Die Ausstellung im Prager Palais Kinsky ist als Retrospektive gestaltet und soll die wichtigsten Werke des Künstlers in einem aktuellen Kontext zeigen. Warum aber gerade Gerhard Richter für den Deutsch-Tschechischen Kulturfrühling ausgewählt wurde, weiß Milena Kalinovská. Sie hat die Ausstellung kuratiert:
„Gerhard Richter ist derzeit der wichtigste deutsche Künstler überhaupt. Er hat großen Einfluss auf die Kunst weltweit – und somit auch auf tschechische Künstler.
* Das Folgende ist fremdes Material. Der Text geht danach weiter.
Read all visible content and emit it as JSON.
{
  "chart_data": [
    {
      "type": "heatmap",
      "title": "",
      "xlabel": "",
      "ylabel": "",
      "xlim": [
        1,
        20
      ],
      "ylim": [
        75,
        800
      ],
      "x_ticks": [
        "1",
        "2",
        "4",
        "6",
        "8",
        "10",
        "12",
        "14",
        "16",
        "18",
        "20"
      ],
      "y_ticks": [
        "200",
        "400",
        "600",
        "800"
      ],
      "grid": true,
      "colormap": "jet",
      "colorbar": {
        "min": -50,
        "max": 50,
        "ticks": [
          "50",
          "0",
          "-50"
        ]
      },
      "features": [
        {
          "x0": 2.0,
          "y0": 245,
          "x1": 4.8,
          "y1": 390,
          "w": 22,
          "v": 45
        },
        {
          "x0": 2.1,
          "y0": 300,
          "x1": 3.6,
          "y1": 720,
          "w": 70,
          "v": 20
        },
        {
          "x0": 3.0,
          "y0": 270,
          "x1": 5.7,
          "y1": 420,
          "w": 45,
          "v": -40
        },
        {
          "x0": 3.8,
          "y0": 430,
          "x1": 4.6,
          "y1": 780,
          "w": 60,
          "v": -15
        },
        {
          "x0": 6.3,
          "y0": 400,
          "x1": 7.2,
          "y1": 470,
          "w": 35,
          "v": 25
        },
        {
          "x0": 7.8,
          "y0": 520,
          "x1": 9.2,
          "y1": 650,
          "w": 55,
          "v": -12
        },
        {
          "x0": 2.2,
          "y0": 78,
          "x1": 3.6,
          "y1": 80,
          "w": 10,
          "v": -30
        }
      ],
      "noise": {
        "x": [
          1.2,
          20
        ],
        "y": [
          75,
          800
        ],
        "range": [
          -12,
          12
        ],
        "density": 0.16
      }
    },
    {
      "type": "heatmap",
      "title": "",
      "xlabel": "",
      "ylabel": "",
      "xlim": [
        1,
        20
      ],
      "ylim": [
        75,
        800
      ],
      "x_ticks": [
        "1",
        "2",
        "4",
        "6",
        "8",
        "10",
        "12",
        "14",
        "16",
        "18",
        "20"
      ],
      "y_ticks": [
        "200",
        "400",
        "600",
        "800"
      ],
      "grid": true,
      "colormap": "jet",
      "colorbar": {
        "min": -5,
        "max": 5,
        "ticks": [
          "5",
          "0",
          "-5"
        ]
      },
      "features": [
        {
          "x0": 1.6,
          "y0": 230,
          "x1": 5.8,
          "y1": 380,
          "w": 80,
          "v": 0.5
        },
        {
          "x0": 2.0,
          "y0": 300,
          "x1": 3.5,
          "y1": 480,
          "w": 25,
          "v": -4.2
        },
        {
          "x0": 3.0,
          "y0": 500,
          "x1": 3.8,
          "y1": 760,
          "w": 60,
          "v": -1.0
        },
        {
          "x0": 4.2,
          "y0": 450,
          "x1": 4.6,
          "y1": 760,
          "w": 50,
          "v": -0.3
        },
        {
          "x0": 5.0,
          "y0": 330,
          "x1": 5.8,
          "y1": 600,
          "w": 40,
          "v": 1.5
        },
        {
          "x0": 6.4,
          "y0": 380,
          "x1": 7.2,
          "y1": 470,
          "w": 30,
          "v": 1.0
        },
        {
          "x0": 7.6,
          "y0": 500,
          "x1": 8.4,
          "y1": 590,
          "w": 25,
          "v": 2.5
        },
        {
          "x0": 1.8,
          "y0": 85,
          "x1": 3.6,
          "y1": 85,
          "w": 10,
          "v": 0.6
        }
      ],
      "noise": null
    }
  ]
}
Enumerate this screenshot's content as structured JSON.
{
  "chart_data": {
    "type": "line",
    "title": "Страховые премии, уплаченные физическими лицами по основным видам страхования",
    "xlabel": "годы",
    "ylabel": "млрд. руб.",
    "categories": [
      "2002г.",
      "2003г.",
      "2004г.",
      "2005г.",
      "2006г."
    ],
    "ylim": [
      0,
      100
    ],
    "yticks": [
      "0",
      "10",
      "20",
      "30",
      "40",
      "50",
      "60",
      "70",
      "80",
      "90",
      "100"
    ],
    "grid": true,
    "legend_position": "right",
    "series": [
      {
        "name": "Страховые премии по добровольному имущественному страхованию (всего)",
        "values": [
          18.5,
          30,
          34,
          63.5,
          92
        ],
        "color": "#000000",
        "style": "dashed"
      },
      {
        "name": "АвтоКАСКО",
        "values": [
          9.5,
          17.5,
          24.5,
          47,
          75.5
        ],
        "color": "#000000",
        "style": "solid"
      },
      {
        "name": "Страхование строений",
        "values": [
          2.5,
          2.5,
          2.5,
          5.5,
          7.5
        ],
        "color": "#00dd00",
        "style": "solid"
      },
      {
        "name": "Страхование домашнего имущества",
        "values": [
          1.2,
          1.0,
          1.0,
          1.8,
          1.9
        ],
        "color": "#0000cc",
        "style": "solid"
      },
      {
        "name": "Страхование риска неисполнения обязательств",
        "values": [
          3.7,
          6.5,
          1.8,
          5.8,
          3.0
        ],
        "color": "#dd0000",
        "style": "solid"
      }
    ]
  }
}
Viele von ihnen beziehen sich direkt auf Gerhard Richter. Wir haben die einzigartige Möglichkeit, die Werke Richters tatsächlich in der Nationalgalerie auszustellen. Mit der Ausstellung von Ai Weiwei und der deutsch-tschechischen Künstlerin Magdalena Jetelová haben wir derzeit ein Programm von Weltformat. Da passt Gerhard Richter nicht nur gut hinein, sondern sticht auch noch hervor.“
Kultur in die Regionen bringen
Doch nicht nur die hohe Kultur findet ihren Platz beim Deutsch-Tschechischen Kulturfrühling. Es gibt auch ein grenzüberschreitendes Fußballturnier. Ebenso ist für das leibliche Wohl gesorgt. Und das in einer wirklich völkerverbindenden Dimension, wie sich Berthold Franke freut:„Da gibt es eine interessante Begegnung mit neuer deutscher Gastronomie. Und zwar fährt eine mobile Küche aus Rixdorf in Berlin-Neukölln in einem Wohnanhänger durch die sieben Fokusstädte des Deutsch-Tschechischen Kulturfrühlings. Da hat man moderne Weltküche aus Berlin in der tschechischen Provinz.“
Stichwort Fokusstädte: Kultur soll nicht nur in Prag und Berlin stattfinden, sondern auch abseits der großen Zentren und der Grenzregionen. In Tschechien wurden dabei die Städte Ostrava / Ostrau, die gleichzeitig Eröffnungsstadt ist, Olomouc / Olmütz, Plzeň / Pilsen, Ústí nad Labem / Aussig, České Budějovice / Budweis, Brno / Brünn und Liberec / Reichenberg ausgewählt. In Deutschland liegt wiederum der Fokus auf Städten vor allem im Westen des Landes, wie Bremen oder Düsseldorf. Für Berthold Franke war bei dieser Schwerpunktsetzung besonders eine Frage entscheidend:
„Was tun wir, um aus unserer Blase herauszukommen? Ich meine, wir als Goethe-Institut sind in Prag unter den liberalen und weltoffenen Tschechen, die uns kennen und gernhaben. Der Kulturfrühling war dabei für uns Pflicht und Anlass, es auch anderswo zu versuchen. Also kleinteiliger zu sein und auch in kleineren Städten Bilder zu generieren, die so noch nicht gesehen wurden. Ich begreife das als große Chance, aber auch als Ermahnung an uns alle, die Provinz nicht verächtlich zu machen. Man sollte sie als großen Garten begreifen, in dem es viel zu tun gibt.“Das wird besonders bei einem weiteren Highlight in den Fokusstädten deutlich, nämlich in der Veranstaltungsreihe „Myslet město jinak“ / „Die Stadt anders denken“. Dabei feiern tschechisch-deutsche Architektenteams den urbanen Charakter der „Provinz“. Natürlich wollen sie aber auch kritisch bewerten, was besser gemacht werden könnte im öffentlichen Raum.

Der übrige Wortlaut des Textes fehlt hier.